-Author name in bold denotes the presenting author
-Asterisk * with author name denotes a Non-ASH member
Clinically Relevant Abstract denotes an abstract that is clinically relevant.

PhD Trainee denotes that this is a recommended PHD Trainee Session.

Ticketed Session denotes that this is a ticketed session.

705 HCK Is a Highly Relevant Target of Ibrutinib in MYD88 Mutated Waldenstrom's Macroglobulinemia and Diffuse Large B-Cell Lymphoma

Lymphoma: Pre-Clinical – Chemotherapy and Biologic Agents
Program: Oral and Poster Abstracts
Type: Oral
Session: 625. Lymphoma: Pre-Clinical – Chemotherapy and Biologic Agents: B-cell Receptor Signaling and Resistance in Lymphoma
Monday, December 7, 2015: 3:15 PM
Hall E2, Level 2 (Orange County Convention Center)

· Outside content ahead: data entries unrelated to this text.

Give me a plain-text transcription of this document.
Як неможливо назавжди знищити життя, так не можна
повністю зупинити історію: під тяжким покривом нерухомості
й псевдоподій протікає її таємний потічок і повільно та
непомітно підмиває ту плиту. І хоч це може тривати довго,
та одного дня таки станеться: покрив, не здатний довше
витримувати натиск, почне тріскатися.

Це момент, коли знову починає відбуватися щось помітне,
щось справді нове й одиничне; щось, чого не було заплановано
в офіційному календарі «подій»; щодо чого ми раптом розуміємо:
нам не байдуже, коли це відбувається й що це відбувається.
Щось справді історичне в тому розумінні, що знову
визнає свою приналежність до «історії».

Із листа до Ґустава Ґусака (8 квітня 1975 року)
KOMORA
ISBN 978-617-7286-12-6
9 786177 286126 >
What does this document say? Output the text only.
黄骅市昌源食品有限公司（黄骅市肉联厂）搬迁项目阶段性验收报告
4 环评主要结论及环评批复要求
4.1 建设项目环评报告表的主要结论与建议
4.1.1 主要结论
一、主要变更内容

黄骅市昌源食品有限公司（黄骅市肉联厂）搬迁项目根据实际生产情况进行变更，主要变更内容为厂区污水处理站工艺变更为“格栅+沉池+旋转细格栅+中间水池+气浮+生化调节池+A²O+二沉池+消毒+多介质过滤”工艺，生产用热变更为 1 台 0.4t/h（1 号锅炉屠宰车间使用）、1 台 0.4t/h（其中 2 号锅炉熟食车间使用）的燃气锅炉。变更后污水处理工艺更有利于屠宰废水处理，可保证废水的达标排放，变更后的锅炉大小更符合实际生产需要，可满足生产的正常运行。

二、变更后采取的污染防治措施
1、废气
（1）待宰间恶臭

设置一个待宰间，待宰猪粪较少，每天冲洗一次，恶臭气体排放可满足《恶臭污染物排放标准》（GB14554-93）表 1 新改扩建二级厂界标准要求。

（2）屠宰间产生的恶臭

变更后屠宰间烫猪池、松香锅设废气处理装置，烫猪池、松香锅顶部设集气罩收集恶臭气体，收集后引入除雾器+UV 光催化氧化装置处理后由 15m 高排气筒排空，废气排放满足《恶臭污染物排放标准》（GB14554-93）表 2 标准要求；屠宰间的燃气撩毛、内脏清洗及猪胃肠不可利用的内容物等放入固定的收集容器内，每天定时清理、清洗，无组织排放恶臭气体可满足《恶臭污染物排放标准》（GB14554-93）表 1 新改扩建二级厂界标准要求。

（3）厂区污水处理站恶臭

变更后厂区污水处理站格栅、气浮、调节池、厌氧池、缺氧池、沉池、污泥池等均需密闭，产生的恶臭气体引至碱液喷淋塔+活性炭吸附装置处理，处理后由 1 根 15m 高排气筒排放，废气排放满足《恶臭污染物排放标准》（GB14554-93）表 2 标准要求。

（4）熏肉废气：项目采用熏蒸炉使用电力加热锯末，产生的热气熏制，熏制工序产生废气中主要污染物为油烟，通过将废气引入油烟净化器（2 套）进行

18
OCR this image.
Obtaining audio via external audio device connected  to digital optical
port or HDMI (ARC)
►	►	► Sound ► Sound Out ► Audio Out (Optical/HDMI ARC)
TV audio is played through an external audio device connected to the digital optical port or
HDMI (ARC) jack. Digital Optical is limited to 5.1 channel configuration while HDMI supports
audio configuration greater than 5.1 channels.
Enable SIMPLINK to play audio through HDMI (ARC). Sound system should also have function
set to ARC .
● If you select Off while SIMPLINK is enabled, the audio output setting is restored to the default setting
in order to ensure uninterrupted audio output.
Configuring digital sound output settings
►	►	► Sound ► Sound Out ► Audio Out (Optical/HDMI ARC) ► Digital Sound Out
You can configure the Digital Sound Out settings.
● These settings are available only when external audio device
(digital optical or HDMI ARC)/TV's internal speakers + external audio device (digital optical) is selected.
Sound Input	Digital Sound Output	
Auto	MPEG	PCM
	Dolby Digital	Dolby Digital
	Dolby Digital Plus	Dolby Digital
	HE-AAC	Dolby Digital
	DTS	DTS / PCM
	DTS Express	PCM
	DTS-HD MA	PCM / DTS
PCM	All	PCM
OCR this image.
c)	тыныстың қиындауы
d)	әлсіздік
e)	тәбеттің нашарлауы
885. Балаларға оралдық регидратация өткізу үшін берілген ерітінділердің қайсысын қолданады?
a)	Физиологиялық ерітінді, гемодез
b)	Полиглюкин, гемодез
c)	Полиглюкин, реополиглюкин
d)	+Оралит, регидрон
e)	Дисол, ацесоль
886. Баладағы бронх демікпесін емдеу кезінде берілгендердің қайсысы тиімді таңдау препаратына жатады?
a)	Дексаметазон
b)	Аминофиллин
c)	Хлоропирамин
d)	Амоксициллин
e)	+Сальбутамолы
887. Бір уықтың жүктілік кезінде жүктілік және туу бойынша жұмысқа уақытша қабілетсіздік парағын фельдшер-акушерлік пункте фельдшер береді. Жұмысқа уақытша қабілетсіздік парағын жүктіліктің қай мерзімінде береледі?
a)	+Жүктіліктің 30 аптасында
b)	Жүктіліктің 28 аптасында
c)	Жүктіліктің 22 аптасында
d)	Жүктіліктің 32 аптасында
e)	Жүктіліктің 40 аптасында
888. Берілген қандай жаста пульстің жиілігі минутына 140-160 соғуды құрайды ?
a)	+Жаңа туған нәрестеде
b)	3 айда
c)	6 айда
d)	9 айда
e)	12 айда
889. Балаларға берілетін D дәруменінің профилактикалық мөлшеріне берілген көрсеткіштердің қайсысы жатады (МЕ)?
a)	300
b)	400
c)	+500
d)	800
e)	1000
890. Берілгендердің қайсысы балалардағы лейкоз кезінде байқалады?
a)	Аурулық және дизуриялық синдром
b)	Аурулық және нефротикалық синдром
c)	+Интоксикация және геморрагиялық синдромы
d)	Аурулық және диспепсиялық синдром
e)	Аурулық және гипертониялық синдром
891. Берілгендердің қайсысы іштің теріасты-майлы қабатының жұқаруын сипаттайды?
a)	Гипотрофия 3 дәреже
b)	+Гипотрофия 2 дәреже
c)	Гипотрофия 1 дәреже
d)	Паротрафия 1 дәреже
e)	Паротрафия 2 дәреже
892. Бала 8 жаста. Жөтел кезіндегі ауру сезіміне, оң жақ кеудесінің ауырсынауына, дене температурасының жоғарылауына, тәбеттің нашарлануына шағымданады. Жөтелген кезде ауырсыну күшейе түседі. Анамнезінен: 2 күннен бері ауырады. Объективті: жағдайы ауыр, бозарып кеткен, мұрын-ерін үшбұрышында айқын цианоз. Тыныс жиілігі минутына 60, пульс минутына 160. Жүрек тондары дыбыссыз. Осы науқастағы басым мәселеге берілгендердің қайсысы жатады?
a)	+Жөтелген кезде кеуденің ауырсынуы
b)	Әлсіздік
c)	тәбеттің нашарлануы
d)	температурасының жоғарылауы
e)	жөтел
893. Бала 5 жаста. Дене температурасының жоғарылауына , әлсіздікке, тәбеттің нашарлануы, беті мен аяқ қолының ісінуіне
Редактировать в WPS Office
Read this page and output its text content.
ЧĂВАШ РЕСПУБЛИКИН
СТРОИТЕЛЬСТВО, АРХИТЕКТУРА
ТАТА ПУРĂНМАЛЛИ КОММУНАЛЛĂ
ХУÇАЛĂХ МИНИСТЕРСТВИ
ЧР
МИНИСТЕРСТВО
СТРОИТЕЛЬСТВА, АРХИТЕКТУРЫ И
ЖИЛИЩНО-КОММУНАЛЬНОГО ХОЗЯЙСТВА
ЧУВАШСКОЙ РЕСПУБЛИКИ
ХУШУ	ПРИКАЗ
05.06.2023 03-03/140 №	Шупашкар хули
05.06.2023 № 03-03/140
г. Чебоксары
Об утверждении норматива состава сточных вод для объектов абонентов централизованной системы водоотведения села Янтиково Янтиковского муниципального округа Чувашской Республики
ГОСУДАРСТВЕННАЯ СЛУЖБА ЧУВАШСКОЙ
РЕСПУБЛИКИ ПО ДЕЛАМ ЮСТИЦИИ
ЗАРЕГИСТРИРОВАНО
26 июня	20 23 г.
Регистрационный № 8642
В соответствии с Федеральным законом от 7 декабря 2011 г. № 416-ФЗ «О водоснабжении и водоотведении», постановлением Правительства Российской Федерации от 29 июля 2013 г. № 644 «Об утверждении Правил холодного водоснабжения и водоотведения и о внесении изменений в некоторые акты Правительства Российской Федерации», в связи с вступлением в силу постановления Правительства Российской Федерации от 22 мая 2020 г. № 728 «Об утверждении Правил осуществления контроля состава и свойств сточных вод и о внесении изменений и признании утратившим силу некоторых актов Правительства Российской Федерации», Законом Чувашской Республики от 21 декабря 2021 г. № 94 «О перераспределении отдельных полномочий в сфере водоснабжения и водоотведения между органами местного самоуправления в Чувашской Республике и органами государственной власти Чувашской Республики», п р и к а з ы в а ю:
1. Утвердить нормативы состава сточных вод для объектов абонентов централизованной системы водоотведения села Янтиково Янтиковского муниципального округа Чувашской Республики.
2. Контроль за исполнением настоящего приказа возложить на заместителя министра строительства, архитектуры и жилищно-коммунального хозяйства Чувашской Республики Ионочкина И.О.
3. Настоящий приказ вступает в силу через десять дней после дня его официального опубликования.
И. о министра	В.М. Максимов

Guang Yang, PhD1, Sara Buhrlage, PhD2*, Li Tan, PhD2*, Xia Liu, MD1*, Jie Chen, PhD1*, Zachary Hunter, PhD1*, Lian Xu1*, Nicholas Tsakmaklis1*, Jiaji Chen1*, Christopher J Patterson, MFA1*, Jorge J Castillo, MD3, Wei Zhang, PhD4*, Nathanael Gray, PhD2* and Steven P Treon, MD, PhD1

1Bing Center for WM, Dana Farber Cancer Institute, Boston, MA
2Dept of Biological Chemistry and Molecular Pharmacology, Harvard Medical School, Boston, MA
3Division of Hematologic Oncology, Dana-Farber Cancer Institute, Harvard Medical School, Boston, MA
4College of Science and Mathematics, University of Massachusetts, Boston, MA

Background: Ibrutinib was recently approved by the U.S. FDA, and the European Medicines Agency for the treatment of Waldenström's macroglobulinemia (WM) given the findings of a prospective, multicenter study that showed high levels of response and durable progression-free survival in previously treated patients (NEJM 372(15):1430-40). Mutations in MYD88 are highly prevalent in patients with WM (NEJM 367(9):826-33) and ABC subtype of DLBCL (Nature 470(7332):115-9), and activate BTK, a target of ibrutinib (Blood 122(7):1222-32). Ibrutinib is also known to target other kinases, which may be functionally relevant to its activity in WM, and other MYD88 mutated diseases.

Methodology: Transcriptomic profiling of primary WM patient cells; MYD88, HCK and BTK transduction experiments; Kinome profiling; and co-immunoprecipitation studies using biotin-labeled ibrutinib were performed to identify relevant targets of ibrutinib in MYD88 mutated cells. Functional studies were also performed to validate target activity.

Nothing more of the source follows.